- Born: Amy Garcia 24 May 1981 (age 44) Wakefield, Yorkshire, England
- Known for: Television presenter, journalist
- Spouse: Tim ​(m. 2010)​
- Children: 2

= Amy Garcia =

English journalist and broadcaster

Amy Garcia (born 24 May 1981) is an English journalist and broadcaster. Since 2020, she has been the main anchor of the BBC Yorkshire regional magazine programme Look North.

==Early life==
Garcia was born in Wakefield; her mother is English and her father is Spanish. She attended Kettlethorpe High School and Wakefield College.
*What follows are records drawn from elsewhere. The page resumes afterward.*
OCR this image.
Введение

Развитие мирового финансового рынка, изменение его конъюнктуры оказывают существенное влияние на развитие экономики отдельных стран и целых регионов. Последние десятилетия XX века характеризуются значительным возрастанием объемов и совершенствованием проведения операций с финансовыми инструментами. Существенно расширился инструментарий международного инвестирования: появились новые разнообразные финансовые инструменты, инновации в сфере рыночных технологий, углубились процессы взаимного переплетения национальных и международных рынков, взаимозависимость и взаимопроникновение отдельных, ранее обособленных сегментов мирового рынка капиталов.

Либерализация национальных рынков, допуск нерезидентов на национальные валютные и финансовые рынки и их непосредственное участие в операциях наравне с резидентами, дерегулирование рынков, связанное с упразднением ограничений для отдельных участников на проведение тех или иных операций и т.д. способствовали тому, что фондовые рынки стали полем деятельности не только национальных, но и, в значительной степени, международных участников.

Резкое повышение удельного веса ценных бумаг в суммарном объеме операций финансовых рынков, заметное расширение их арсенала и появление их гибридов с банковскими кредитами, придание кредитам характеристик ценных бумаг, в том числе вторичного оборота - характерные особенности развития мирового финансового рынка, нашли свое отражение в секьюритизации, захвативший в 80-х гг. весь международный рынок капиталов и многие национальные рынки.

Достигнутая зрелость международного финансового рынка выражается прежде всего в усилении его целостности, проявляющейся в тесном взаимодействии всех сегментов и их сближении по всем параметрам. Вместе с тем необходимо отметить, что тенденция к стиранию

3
She also studied at the National Youth Music Theatre.

==Career==
Garcia moved to London aged 19, working on interactive TV services Chase-It.TV and ITV Play's Play DJ. She also worked on programmes for CBBC, CITV, and The Disney Channel.

Garcia joined BBC Look North as a broadcast journalist in 2009, then moving to BBC South Today in 2012. During this time, she was also a newsreader for 60 Seconds on BBC Three, before moving back to Yorkshire and re-joining BBC Look North, but as a presenter, replacing the then newly-dismissed Christa Ackroyd. She co-presented with Harry Gration until his retirement in 2020.

==Personal life==
Garcia married her husband Tim in 2010. They have two children, and currently reside in York.